More success was to follow when he won a role starring opposite Ethel Merman in the Broadway production of ‘Gypsy.’ Soon after, he won the role of Oscar Madison in the stage version of ‘The Odd Couple,’ a play about two men forced to live together because of circumstances. One is very neat, whereas Oscar is extremely sloppy and untidy, leading to some humorous goings-on. Partially because of this role, Klugman was eventually chosen to star opposite Tony Randall in the television version of ‘The Odd Couple.’ He wasn’t Randall’s choice for the role, according to the LA Times, because Randall wanted Mickey Rooney, but the show’s producer pushed for Klugman and eventually won out.
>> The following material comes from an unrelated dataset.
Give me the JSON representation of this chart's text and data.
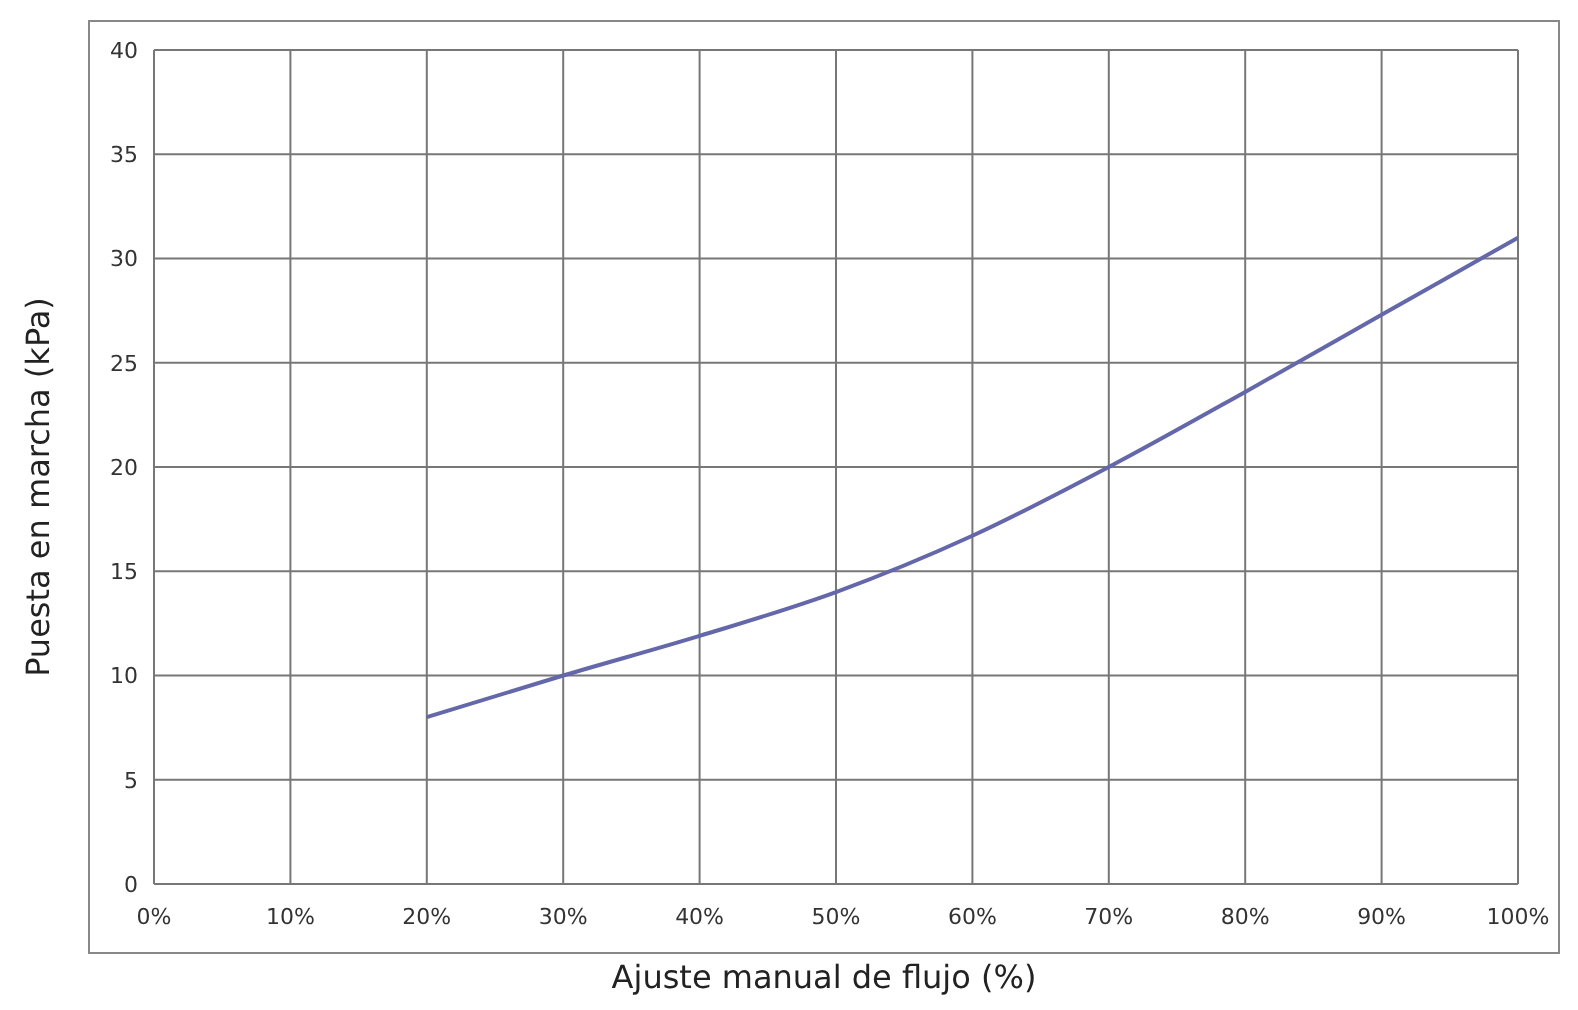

When ‘The Odd Couple’ ended in 1975, Klugman took on another television role as the titular character in ‘Quincy, ME,’ a drama about a medical examiner who has the knack of solving murders that nobody else can. However, his reasons for taking on the role were two-fold; he recognised that it was a great script and character, but he also saw the advantages of using the show to promote particular issues. Klugman’s brother, Maurice, suffered from a rare form of cancer and together, the brothers campaigned for Congress to pass the Orphan Drug Act of 1982, which aimed to persuade drugs companies to develop treatments for rare diseases, something that wouldn’t bring in a lot of profit. The Klugmans wrote two Quincy episodes that concentrated on the Act, thereby bringing it to the attention of the general public and media in a way that formerly hadn’t been possible.

Although Klugman continued his acting career after ‘Quincy, ME’ with performances on the stage, the last few years of his life were spent relatively quietly. Nevertheless, his legacy, both in the world of acting and politics, will shine bright for many years yet to come.